Hilfy’s ears were plastered flat to her skull. “Pardon, aunt. If you order me to go back to my quarters, I will.”
“No,” Pyanfar said. “I’ll do you one worse. I’ll rely on your sense. I’ll just tell you to think what gets blown to ruin if some triviality sets our guest off at the wrong moment. Chanur, niece. You understand that?”
The ears came up. Hilfy’s nose wrinkled all the same, the shot gone home. “I know I want to get back to Anuurn, aunt; but I know too that I want to be proud of one side of the family when I get there.”
Pyanfar raised her hand — got that far with it, and stopped the blow and turned it into a gesture of dismissal. “Out, imp. Out.”
Hilfy turned on her heel and went. Pyanfar slid into the cushion and crumpled the stationmaster’s message with the other hand, punched claws through it. Gods rot it, to have leaned on the youngster in that matter… and to no point: to no point; underway, they would be back to wider spaces, to — gods knew what they would be up against.
She reached and keyed through the translator channel, heard Tully’s steady input, jabbed it out again.
After a moment she shook her head, smoothed out the paper and filed it in fax. Punched the translator key on again and listened to Tully, a quiet, familiar voice, putting word after word into memory.
Six hours; nine; twelve; thirteen. The day passed in meals-at-station, in checks and counterchecks; in enforced rest and secure-for-jump procedures and most of all in monitoring scan and com. Pyanfar reached the stage of pacing and fretting by the twelfth hour, fed and napped beyond endurance — wore off claw-tips on the flooring and disguised the anxiety when any of the crew came near on errands.
But Hilfy managed not to come. Stayed below, in what frame of mind or what understanding Pyanfar could not find a way to ask.
“Courier’s here.” Chur’s voice cracked out of the silence on the bridge, com from lowerdeck. “Asking the tape, captain.’
“Ask the courier,” Pyanfar said, “the finish time on the repair.”
A delay.
“The courier says within the hour, captain.”
“Understood.” Pyanfar caught her breath, looked left when she had laid the tape she had prepared, reached and pocketed the cassette and headed out for the lift, in such a fever that it was not till she had started the lift downward that she had thought again what it was she went down to trade: away from this place was all the thought; and the tape was a means to get free; and the shedding of the whole ugly necessity something she was only too glad to have done, to get The Pride free o: mahendo’sat and loose and on her way.
But Hilfy was down there.

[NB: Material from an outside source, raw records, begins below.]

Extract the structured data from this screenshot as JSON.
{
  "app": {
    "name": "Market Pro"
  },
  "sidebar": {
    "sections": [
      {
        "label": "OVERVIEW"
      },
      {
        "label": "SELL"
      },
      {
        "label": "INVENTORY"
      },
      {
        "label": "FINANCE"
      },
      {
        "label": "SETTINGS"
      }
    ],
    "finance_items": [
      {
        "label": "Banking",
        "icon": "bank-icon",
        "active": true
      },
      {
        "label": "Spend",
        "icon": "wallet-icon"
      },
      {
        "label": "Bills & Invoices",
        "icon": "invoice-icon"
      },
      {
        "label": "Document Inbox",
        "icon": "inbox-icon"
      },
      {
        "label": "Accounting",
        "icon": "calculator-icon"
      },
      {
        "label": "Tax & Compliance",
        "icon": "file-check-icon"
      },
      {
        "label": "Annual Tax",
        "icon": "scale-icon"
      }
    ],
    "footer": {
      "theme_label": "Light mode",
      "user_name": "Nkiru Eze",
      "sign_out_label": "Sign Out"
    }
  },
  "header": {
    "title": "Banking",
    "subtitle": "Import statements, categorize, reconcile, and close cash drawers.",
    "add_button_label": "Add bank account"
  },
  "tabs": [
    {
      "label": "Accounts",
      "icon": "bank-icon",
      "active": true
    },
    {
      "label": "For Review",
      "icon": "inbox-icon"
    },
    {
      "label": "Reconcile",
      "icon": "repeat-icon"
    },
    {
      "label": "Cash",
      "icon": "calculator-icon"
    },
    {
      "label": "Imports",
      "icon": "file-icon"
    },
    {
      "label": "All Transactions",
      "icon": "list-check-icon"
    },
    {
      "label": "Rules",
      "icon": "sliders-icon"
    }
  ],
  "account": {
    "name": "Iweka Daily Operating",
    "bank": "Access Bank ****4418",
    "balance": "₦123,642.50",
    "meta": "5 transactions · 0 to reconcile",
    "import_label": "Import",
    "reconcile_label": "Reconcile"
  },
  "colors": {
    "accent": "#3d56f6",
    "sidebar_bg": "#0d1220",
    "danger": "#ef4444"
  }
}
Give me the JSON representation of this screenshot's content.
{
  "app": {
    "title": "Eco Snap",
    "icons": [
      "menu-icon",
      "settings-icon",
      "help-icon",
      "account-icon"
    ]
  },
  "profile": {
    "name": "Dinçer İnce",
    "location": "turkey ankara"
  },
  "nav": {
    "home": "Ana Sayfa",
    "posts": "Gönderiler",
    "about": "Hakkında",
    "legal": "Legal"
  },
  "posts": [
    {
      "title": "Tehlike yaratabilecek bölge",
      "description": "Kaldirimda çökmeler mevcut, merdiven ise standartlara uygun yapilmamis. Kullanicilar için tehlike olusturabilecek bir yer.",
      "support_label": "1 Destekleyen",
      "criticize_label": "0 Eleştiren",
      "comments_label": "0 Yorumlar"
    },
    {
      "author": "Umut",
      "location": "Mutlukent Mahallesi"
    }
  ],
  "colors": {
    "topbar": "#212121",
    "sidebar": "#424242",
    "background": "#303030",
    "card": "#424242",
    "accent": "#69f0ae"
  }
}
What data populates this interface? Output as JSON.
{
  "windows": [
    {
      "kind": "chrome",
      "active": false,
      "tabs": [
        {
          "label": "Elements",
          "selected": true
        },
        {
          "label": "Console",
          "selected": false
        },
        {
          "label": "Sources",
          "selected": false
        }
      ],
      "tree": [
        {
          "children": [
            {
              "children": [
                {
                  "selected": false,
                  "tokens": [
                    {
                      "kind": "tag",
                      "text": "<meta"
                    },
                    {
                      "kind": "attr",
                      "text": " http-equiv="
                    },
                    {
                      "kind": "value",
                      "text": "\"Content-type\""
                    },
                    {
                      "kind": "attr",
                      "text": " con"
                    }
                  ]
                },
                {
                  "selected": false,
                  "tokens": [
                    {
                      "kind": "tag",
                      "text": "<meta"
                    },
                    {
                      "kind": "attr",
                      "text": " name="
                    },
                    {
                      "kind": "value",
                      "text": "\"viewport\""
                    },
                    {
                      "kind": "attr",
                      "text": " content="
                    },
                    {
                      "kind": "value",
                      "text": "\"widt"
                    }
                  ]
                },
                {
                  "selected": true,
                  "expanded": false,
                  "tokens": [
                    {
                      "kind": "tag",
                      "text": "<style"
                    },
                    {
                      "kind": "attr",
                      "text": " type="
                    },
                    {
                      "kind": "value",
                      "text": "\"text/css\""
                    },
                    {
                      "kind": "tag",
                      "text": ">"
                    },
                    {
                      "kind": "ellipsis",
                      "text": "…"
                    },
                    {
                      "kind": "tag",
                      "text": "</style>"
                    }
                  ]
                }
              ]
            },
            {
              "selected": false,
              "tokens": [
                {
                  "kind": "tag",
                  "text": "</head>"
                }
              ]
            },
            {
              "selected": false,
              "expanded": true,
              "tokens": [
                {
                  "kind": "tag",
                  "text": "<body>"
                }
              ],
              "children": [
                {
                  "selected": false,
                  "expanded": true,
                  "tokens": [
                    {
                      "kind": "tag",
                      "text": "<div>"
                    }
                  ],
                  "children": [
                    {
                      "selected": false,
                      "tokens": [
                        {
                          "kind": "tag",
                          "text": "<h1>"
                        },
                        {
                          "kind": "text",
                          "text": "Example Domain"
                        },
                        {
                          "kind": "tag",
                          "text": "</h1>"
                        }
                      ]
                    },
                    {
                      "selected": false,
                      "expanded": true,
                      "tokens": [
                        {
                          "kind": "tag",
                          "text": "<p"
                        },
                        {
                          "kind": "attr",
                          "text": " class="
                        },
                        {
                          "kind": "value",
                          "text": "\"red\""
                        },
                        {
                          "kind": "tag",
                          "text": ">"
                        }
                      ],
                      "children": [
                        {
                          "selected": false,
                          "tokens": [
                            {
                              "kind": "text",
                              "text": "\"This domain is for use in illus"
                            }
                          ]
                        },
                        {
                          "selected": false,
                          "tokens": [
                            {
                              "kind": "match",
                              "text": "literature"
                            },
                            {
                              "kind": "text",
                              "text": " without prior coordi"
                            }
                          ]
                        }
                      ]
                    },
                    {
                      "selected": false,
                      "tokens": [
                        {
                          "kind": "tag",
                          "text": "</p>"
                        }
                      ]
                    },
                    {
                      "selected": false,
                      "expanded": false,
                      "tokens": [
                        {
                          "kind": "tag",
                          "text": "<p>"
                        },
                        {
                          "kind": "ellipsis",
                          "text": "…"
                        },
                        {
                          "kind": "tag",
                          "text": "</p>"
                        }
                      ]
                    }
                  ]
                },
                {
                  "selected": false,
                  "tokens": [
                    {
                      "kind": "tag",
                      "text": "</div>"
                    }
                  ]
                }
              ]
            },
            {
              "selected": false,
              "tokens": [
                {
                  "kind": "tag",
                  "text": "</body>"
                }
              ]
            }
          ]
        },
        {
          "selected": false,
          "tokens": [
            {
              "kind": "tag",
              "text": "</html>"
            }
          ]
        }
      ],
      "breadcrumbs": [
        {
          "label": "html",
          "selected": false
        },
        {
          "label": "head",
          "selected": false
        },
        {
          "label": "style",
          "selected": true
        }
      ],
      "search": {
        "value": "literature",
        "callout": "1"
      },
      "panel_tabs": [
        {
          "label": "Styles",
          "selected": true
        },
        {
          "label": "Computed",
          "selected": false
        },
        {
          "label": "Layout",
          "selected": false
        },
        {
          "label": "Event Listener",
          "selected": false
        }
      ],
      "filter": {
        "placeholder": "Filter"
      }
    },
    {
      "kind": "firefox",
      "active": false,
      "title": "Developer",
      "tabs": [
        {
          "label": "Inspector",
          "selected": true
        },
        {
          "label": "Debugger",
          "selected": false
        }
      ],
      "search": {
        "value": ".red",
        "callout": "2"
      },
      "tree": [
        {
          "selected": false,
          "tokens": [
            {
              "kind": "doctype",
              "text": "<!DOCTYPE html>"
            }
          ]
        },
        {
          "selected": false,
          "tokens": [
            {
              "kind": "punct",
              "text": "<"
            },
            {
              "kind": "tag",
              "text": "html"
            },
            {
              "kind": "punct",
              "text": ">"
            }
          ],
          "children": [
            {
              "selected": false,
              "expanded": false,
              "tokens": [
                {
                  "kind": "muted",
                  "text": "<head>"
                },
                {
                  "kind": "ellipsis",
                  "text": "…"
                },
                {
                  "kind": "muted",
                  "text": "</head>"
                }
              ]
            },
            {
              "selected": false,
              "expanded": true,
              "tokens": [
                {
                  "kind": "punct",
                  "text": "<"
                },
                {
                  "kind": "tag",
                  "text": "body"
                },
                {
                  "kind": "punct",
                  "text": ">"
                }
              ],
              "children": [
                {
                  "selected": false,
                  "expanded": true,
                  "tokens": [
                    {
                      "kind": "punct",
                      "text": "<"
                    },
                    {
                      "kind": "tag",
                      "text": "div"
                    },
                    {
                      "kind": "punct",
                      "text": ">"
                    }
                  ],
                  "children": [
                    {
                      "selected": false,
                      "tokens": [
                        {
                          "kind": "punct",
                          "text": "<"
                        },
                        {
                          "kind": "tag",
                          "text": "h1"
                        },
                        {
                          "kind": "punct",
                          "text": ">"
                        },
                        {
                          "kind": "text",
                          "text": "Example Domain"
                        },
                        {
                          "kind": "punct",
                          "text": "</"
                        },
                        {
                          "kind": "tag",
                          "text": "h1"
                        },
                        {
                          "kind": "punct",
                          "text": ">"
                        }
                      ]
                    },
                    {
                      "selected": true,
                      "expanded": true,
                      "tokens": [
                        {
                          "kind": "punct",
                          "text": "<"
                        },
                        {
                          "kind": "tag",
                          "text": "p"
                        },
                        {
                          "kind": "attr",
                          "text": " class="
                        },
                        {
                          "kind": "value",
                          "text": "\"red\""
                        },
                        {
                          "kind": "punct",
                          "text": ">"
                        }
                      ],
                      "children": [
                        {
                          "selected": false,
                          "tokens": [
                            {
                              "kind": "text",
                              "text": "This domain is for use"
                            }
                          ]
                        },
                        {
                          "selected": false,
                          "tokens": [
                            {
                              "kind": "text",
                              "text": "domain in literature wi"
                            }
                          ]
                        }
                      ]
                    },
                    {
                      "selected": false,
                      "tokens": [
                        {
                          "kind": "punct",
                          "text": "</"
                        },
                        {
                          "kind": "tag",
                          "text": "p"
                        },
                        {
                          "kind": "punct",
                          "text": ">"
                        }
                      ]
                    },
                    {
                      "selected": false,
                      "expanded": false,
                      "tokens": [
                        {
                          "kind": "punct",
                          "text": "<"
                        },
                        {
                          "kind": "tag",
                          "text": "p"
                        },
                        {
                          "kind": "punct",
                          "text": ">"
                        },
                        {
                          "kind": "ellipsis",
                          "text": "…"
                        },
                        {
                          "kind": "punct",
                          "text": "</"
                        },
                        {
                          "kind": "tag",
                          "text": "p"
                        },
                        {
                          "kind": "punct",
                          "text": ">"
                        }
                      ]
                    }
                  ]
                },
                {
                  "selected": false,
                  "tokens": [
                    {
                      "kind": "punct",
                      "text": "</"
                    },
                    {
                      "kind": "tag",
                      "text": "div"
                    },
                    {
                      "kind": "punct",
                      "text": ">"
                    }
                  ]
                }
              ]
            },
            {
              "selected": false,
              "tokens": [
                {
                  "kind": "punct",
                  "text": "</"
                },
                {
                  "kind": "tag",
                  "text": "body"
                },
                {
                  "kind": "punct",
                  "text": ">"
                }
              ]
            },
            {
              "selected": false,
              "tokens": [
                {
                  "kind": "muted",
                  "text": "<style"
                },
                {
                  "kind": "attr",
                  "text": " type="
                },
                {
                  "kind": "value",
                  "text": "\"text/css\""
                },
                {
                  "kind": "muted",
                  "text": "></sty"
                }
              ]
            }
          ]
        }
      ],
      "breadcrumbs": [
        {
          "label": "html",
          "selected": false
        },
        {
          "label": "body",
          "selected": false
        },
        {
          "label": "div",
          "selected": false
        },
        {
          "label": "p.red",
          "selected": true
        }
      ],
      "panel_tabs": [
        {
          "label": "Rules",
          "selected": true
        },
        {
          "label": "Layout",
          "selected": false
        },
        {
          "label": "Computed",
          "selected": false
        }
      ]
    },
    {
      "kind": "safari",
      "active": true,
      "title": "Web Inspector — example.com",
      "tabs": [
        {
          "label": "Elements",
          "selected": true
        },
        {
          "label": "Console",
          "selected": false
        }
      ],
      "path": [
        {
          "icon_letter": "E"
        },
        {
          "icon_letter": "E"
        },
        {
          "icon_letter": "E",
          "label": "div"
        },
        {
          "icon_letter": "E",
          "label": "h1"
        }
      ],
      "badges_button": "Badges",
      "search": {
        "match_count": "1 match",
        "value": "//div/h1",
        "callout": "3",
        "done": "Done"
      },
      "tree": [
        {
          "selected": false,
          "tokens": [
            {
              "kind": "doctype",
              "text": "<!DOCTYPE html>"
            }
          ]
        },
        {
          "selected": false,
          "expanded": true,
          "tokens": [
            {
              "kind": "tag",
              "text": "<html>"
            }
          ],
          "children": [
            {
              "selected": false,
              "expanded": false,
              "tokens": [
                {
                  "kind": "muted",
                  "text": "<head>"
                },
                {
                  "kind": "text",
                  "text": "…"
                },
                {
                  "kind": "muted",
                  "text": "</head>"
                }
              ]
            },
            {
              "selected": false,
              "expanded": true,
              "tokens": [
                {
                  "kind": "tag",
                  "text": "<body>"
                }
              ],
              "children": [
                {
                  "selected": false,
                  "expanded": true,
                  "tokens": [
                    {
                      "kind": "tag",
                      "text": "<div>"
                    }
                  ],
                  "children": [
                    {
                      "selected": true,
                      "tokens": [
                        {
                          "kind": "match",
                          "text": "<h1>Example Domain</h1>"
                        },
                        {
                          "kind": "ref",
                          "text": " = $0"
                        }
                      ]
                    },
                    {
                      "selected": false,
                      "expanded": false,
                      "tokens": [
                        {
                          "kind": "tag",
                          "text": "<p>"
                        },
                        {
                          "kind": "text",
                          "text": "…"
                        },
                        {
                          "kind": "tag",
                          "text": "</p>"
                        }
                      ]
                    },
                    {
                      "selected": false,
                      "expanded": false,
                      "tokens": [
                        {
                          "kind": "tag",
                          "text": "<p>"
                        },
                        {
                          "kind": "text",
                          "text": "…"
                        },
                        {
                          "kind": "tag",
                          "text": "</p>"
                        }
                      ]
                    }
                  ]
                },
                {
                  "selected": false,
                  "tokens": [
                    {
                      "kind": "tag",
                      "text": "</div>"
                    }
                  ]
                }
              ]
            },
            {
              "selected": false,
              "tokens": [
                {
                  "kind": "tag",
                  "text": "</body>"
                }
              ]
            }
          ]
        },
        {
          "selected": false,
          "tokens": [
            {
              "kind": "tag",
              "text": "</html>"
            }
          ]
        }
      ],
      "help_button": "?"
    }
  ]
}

That recollection hit her. The lift stopped, the door opened, and she hesitated half a heartbeat in walking out, sucked up a breath she wanted all too much to spend on the mahe for the delay, and strode out quite bereft of the breath and the anger she wanted to loose.
Tully. Ye gods, Tully was in op too, off the corridor where any visitor to the ship not confined to the airlock would be brought as a matter of course.
She rounded the corner and found a gathering indeed — a dignified-looking mahe in a jeweled collar and kilt; a mahe attendant; Haral, Tirun, and Hilfy. She walked into the group suddenly conscious of her own informal attire, scowled and drew herself up to all her stature — none too tall in mahendo’sat reckoning.